Inefficient Forex market
The Interbank market failed to attract foreign currency into the formal financial market due to the central bank insistence on a crawling or fixed exchange rate. The apex bank would also covertly manage the exchange rate so as to obtain cheap foreign currency from exporters and manage inflation at the same time. This rendered the foreign exchange market ineffective and inefficient in a market where return on other money market securities is negative. Ultimately the US Dollar became a hot commodity to store value and shield against inflation.
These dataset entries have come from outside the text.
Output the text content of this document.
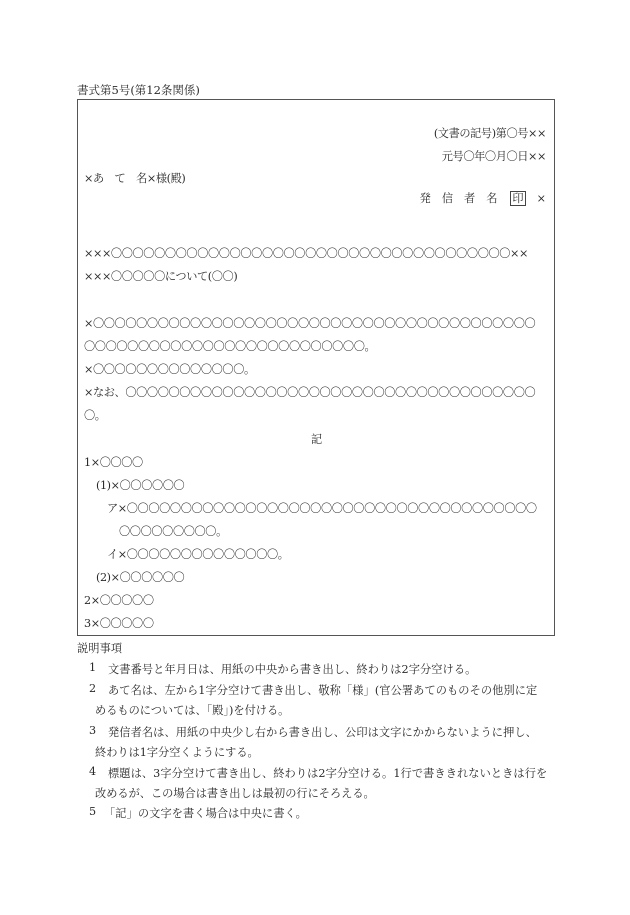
書式第5号(第12条関係)
(文書の記号)第〇号××
元号〇年〇月〇日××
×あ　て　名×様(殿)
発 信 者 名 印 ×
×××〇〇〇〇〇〇〇〇〇〇〇〇〇〇〇〇〇〇〇〇〇〇〇〇〇〇〇〇〇〇〇〇〇〇〇〇〇××
×××〇〇〇〇〇について(〇〇)
×〇〇〇〇〇〇〇〇〇〇〇〇〇〇〇〇〇〇〇〇〇〇〇〇〇〇〇〇〇〇〇〇〇〇〇〇〇〇〇〇〇
〇〇〇〇〇〇〇〇〇〇〇〇〇〇〇〇〇〇〇〇〇〇〇〇〇〇。
×〇〇〇〇〇〇〇〇〇〇〇〇〇〇。
×なお、〇〇〇〇〇〇〇〇〇〇〇〇〇〇〇〇〇〇〇〇〇〇〇〇〇〇〇〇〇〇〇〇〇〇〇〇〇〇
〇。
記
1×〇〇〇〇
(1)×〇〇〇〇〇〇
ア×〇〇〇〇〇〇〇〇〇〇〇〇〇〇〇〇〇〇〇〇〇〇〇〇〇〇〇〇〇〇〇〇〇〇〇〇〇〇
〇〇〇〇〇〇〇〇〇。
イ×〇〇〇〇〇〇〇〇〇〇〇〇〇〇。
(2)×〇〇〇〇〇〇
2×〇〇〇〇〇
3×〇〇〇〇〇
説明事項
1 文書番号と年月日は、用紙の中央から書き出し、終わりは2字分空ける。
2 あて名は、左から1字分空けて書き出し、敬称「様」(官公署あてのものその他別に定
めるものについては、「殿」)を付ける。
3 発信者名は、用紙の中央少し右から書き出し、公印は文字にかからないように押し、
終わりは1字分空くようにする。
4 標題は、3字分空けて書き出し、終わりは2字分空ける。1行で書ききれないときは行を
改めるが、この場合は書き出しは最初の行にそろえる。
5 「記」の文字を書く場合は中央に書く。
Local producers now rely on the parallel market for liquidity to import essential raw materials and pay for external obligations, thus indexing goods against the parallel market rates. This creates a price increase spiral and weakens the Zimbabwean Dollar. In 2019, only US$1.5 billion was traded on the interbank market versus local demand that exceeded US$7 billion. The Interbank market has now been abolished in favour of the relaunched Auction System and it remains to be seen if the latter will unlock the foreign exchange supply puzzle.
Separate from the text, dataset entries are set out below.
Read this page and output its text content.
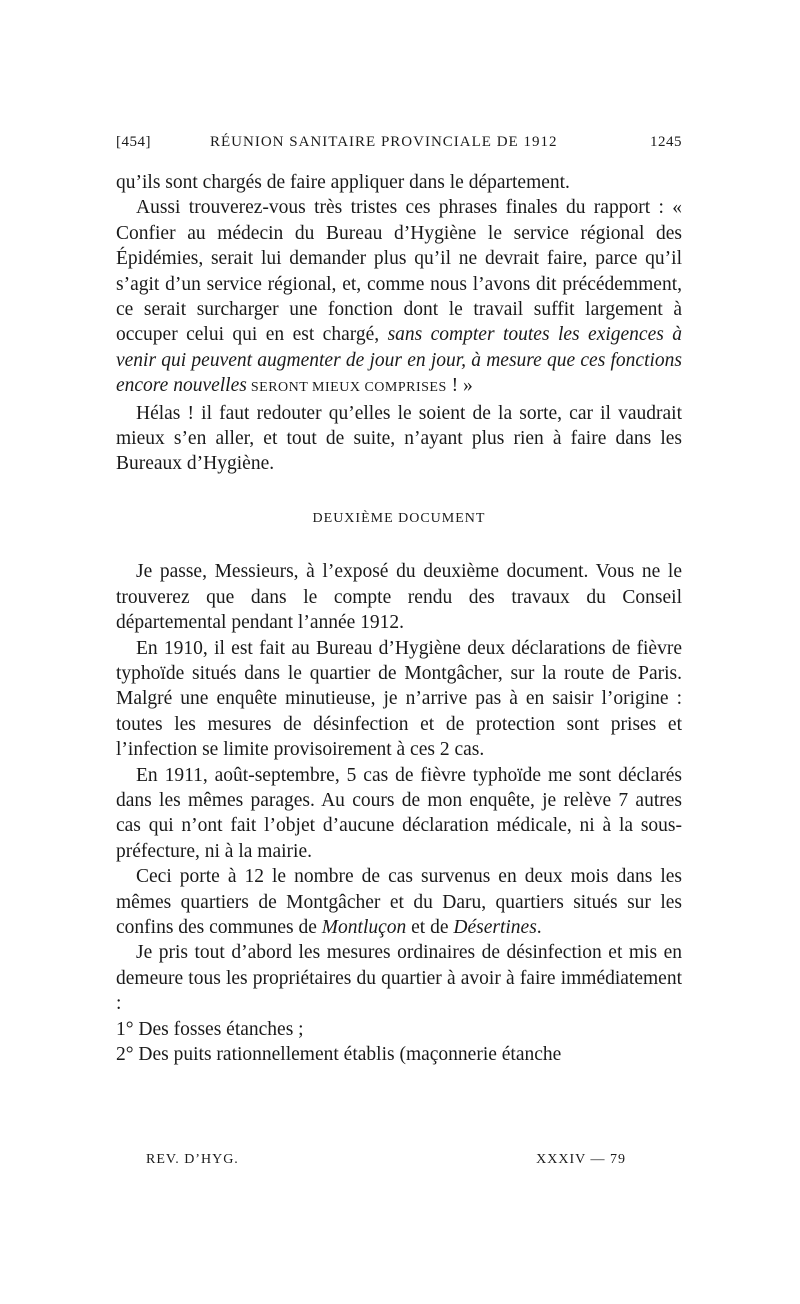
[454]	RÉUNION SANITAIRE PROVINCIALE DE 1912	1245

qu’ils sont chargés de faire appliquer dans le département.

Aussi trouverez-vous très tristes ces phrases finales du rapport : « Confier au médecin du Bureau d’Hygiène le service régional des Épidémies, serait lui demander plus qu’il ne devrait faire, parce qu’il s’agit d’un service régional, et, comme nous l’avons dit précédemment, ce serait surcharger une fonction dont le travail suffit largement à occuper celui qui en est chargé, sans compter toutes les exigences à venir qui peuvent augmenter de jour en jour, à mesure que ces fonctions encore nouvelles SERONT MIEUX COMPRISES ! »

Hélas ! il faut redouter qu’elles le soient de la sorte, car il vaudrait mieux s’en aller, et tout de suite, n’ayant plus rien à faire dans les Bureaux d’Hygiène.

DEUXIÈME DOCUMENT

Je passe, Messieurs, à l’exposé du deuxième document. Vous ne le trouverez que dans le compte rendu des travaux du Conseil départemental pendant l’année 1912.

En 1910, il est fait au Bureau d’Hygiène deux déclarations de fièvre typhoïde situés dans le quartier de Montgâcher, sur la route de Paris. Malgré une enquête minutieuse, je n’arrive pas à en saisir l’origine : toutes les mesures de désinfection et de protection sont prises et l’infection se limite provisoirement à ces 2 cas.

En 1911, août-septembre, 5 cas de fièvre typhoïde me sont déclarés dans les mêmes parages. Au cours de mon enquête, je relève 7 autres cas qui n’ont fait l’objet d’aucune déclaration médicale, ni à la sous-préfecture, ni à la mairie.

Ceci porte à 12 le nombre de cas survenus en deux mois dans les mêmes quartiers de Montgâcher et du Daru, quartiers situés sur les confins des communes de Montluçon et de Désertines.

Je pris tout d’abord les mesures ordinaires de désinfection et mis en demeure tous les propriétaires du quartier à avoir à faire immédiatement :

1° Des fosses étanches ;

2° Des puits rationnellement établis (maçonnerie étanche

REV. D’HYG.	XXXIV — 79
In all the above aspects, the ugly head of corruption has spread its tentacles on entirely every corner from foreign currency or cash allocations, importation of key commodities such as fuel and grain among others, exports of precious minerals, government subsidies distribution and assumption of private sector bad debts by the government. Vested interests in the sustenance of subsidies, quasi fiscal activities and foreign currency allocation have derailed any reforms to have transparency and accountability in government policy. In the end the local market ultimately rejects the Zimbabwean Dollar in favour of a currency that meets the basic tenets of money which are a store of value, a standard for deferred payments and a medium of exchange. It is mere scapegoating to say mobile money platforms, parallel market dealers, producers, the Zimbabwe Stock Exchange (ZSE), the Old Mutual Implied Rate (OMIR) or other exogenous factors are sinking the Zimbabwean Dollar while ignoring the source of money supply or the essence of economic fundamentals that bring local currency stability. The fundamentals that bring currency stability are universal and the government of Zimbabwe needs to reform in the way it manages the economy before aiming to de-dollarize.